Despite property prices rising at a rapid rate in the past two years, a leading economist said the house price boom hasn’t necessarily been a good thing for all owner-occupiers.
Reflecting on the lessons learnt over the course of the pandemic, CoreLogic‘s Chief Property Economist Kelvin Davidson said that despite house prices rising by 41.6 per cent in New Zealand since August 2020, owner-occupiers had not necessarily come out ahead.
“Housing market booms aren’t necessarily always ‘good’ for many owner-occupiers, in particular those looking to trade up to a bigger property,” Mr Davidson said.
“Over the past two years, many would-be movers have been stuck where they are, either because they’ve had little suitable stock to choose from (listings low), or the financial/equity gap that needs to be closed in order to make the move has been too great, as the ‘next homes’ have sometimes risen faster in value than theirs.”
On the back of record-low interest rates and fiscal policies aimed at stimulating property values, New Zealand has seen staggering house price growth according to Mr Davidson.
“By territorial authority area, three areas have seen post-COVID growth in average values in excess of 60 per cent (Wairoa, South Wairarapa and Tararua), another 16 have had increases of at least 50 per cent, and only one has been less than 25 per cent (MacKenzie at 16.4 per cent),” he said.
Mr Davidson said the sharp price rises had led to increased levels of unaffordability across the country, which would likely temper demand.
“That upswing is now quickly giving way to a sharp slowdown, and as affordability constraints bite, mortgage interest rates rise, and credit availability tightens, outright falls in property values in some parts of the country could well be on the cards in the coming months,” he said.
“In other words, we now seem to be quickly shifting into a ‘buyer’s market’.”
Mr Davidson noted another key takeaway from the pandemic had been a drop in demand for apartments.
“Apartments often tend to lag behind the other property types, seeing smaller rises in value than houses (and flats) during upswings, and sometimes bigger falls in downswings,” he said.
“The reasons for this differ from cycle to cycle, but the end result is typically the same.
“In the post-COVID world, excluding apartments in Auckland City and North Shore, all other property types and locations have seen large increases.
“Apartments in Auckland City, and the North Shore too, have been relatively subdued, only seeing growth in median values of 5-10 per cent over the past two years.
“That’s likely to have reflected the particular pressures in those areas from the absence of foreign students and the weak short-stay accommodation market (without tourists).”

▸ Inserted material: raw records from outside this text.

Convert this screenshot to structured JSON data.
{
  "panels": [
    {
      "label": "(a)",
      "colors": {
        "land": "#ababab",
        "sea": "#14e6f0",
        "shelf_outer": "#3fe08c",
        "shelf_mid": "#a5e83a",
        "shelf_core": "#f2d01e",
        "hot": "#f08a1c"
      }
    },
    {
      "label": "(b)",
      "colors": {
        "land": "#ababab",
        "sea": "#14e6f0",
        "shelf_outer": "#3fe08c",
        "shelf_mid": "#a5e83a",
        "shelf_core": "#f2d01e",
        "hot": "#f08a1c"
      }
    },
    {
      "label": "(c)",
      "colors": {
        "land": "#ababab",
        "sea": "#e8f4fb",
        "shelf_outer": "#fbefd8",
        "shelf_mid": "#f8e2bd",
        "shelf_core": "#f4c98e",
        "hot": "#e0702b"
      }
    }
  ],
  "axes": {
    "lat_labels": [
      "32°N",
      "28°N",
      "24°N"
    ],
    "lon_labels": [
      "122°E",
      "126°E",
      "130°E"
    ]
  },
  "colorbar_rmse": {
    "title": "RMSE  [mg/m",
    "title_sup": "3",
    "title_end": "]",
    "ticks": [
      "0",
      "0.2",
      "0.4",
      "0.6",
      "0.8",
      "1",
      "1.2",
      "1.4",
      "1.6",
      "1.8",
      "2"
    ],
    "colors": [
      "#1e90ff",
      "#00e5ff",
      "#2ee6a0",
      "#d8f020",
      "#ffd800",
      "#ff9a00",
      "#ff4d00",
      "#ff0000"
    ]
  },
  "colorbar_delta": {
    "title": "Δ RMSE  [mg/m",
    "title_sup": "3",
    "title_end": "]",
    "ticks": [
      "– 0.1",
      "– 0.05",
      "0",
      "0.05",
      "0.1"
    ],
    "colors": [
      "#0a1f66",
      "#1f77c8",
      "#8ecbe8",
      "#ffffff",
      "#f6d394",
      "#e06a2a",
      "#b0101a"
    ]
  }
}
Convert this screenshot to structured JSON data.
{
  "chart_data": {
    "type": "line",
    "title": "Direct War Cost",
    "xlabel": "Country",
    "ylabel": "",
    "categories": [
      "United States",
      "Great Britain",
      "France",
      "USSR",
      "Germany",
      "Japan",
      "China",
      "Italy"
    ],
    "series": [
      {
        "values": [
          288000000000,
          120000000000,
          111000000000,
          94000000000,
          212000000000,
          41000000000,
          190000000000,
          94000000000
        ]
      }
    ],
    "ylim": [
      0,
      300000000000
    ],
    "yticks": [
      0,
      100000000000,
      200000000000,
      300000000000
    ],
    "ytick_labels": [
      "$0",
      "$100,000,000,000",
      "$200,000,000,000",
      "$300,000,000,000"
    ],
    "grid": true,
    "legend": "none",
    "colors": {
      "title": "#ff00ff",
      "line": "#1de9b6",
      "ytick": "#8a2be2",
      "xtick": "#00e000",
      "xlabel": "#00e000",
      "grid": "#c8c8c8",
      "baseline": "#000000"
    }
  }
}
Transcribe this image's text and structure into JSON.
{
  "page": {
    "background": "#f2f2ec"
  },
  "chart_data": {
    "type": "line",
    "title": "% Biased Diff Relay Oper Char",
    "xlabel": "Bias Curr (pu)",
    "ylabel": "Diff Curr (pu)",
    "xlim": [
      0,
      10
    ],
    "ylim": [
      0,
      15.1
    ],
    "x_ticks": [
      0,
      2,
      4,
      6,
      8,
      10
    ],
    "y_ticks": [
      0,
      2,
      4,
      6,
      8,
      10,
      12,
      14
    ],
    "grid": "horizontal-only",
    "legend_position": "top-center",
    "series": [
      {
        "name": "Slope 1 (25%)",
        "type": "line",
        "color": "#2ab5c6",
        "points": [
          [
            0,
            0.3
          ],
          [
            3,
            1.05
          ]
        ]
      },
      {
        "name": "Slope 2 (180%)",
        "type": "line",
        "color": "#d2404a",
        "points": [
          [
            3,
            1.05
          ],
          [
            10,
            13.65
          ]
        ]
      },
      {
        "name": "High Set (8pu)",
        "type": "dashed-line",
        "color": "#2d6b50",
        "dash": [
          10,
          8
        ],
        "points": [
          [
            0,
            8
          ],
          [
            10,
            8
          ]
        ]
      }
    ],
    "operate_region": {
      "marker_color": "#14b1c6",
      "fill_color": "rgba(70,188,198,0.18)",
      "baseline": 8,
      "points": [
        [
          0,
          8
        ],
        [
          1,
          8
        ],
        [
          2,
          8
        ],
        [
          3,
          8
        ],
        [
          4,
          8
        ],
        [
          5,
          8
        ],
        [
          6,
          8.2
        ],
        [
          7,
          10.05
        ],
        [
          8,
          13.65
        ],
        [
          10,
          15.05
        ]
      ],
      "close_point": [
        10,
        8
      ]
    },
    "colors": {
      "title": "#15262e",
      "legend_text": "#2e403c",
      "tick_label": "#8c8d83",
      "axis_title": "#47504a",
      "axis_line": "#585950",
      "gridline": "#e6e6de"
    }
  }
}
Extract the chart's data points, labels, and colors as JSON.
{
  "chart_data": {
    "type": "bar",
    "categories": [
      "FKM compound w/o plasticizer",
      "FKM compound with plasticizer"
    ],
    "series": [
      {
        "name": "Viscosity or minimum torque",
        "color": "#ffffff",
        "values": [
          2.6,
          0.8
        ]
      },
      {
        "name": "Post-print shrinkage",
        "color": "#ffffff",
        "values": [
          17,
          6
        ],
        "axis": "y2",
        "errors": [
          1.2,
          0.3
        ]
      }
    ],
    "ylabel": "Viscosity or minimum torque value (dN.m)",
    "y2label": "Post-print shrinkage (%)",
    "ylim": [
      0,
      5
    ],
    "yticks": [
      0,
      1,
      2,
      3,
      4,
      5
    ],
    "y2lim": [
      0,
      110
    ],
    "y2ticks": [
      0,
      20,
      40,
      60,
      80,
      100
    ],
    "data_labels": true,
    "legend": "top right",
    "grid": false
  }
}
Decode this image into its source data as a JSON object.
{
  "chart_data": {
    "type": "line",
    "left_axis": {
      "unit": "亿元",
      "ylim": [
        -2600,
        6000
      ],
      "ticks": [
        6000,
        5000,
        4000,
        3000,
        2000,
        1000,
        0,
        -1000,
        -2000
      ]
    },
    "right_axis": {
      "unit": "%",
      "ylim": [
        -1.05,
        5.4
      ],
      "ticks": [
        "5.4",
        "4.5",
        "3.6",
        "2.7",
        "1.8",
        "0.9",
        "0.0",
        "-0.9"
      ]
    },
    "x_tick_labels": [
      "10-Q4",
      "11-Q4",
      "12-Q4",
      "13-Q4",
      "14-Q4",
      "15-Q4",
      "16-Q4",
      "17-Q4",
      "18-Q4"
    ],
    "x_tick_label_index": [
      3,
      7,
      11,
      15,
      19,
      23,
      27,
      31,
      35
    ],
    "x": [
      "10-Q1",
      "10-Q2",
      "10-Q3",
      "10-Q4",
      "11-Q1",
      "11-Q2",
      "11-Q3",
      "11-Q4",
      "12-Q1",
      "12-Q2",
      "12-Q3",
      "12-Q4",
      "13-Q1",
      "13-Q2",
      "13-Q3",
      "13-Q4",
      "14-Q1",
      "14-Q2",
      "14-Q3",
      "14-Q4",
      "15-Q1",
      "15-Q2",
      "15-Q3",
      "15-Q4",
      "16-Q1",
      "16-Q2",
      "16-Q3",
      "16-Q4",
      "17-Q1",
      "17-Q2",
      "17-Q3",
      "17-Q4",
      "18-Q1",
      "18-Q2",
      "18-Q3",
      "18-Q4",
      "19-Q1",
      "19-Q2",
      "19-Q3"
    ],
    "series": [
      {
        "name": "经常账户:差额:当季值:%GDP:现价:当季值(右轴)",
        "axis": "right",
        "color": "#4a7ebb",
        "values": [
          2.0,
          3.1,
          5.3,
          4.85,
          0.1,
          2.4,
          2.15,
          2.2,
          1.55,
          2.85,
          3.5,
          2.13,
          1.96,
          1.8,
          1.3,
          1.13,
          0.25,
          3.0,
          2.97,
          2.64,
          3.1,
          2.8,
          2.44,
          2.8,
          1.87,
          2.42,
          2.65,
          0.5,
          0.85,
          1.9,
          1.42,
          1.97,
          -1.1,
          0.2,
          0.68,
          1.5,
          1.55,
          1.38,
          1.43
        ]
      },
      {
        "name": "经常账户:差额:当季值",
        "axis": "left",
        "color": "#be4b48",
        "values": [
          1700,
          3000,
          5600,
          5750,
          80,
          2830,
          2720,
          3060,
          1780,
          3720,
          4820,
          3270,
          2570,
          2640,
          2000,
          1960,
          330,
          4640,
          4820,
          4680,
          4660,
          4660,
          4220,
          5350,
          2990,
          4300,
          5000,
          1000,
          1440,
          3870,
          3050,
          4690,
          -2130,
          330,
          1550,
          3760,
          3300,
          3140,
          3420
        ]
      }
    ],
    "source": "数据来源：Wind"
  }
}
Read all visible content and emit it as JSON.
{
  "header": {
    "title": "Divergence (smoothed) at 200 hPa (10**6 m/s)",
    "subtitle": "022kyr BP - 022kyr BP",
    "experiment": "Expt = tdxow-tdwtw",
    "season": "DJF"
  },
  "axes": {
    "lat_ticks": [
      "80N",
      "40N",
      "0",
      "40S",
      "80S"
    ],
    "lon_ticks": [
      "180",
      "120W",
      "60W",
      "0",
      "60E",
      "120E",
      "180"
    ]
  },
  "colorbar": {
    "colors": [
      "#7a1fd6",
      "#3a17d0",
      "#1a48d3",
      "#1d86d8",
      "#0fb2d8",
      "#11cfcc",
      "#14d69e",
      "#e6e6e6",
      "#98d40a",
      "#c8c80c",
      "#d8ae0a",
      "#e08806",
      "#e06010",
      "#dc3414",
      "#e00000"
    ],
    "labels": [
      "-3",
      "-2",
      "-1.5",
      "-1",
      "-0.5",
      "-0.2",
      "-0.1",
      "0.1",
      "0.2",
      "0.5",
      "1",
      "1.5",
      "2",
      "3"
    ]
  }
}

According to Mr Davidson, easy credit and low interest rates are bigger drivers of house price growth than population and new stock.
“Credit availability and cost matter more for the market over shorter horizons than other ‘fundamentals’ like population growth or housing stock changes – indeed, without net migration in the past year or two, and with new housing supply also strong, property values have still soared,” he said.
“Why? We’ve had low interest rates and mortgages have been relatively easy to get, especially while the LVR limits were temporarily removed from April 2020 to March 2021.”
Mr Davidson said low interest rates also disincentivises people to save.
“Low interest rates have a two-pronged influence on housing – making it cheap to borrow, but also reducing the incentive to hold cash in the bank,” he said.
“The post-COVID outflow of money from term deposits and into property highlights once again that kiwis need more ‘trusted’ investment options, and perhaps carrots to look at them rather than sticks for property.
“For example, tax breaks on KiwiSaver deposits could be an option.”
Mr Davidson said that the ability to afford a home is also a good indicator of how much price growth is left in the market.
“Housing affordability measures help to tell us where the market currently sits (relative to history, and certain regions against others) and unaffordability is clearly a handbrake on price growth over time,” he said.
“But these measures don’t necessarily tell us that the upswing will end when the house price to income ratio reaches X or years to save a deposit hits Y – nor how the adjustment back to ‘normal’ will play out.
“Take years to save a deposit for example. It peaked at 9.4 in Q4 2016, a mark reached again in late 2020/early 2021.
“But the latest upswing then rolled on through 2021, simply extending that measure ever higher.”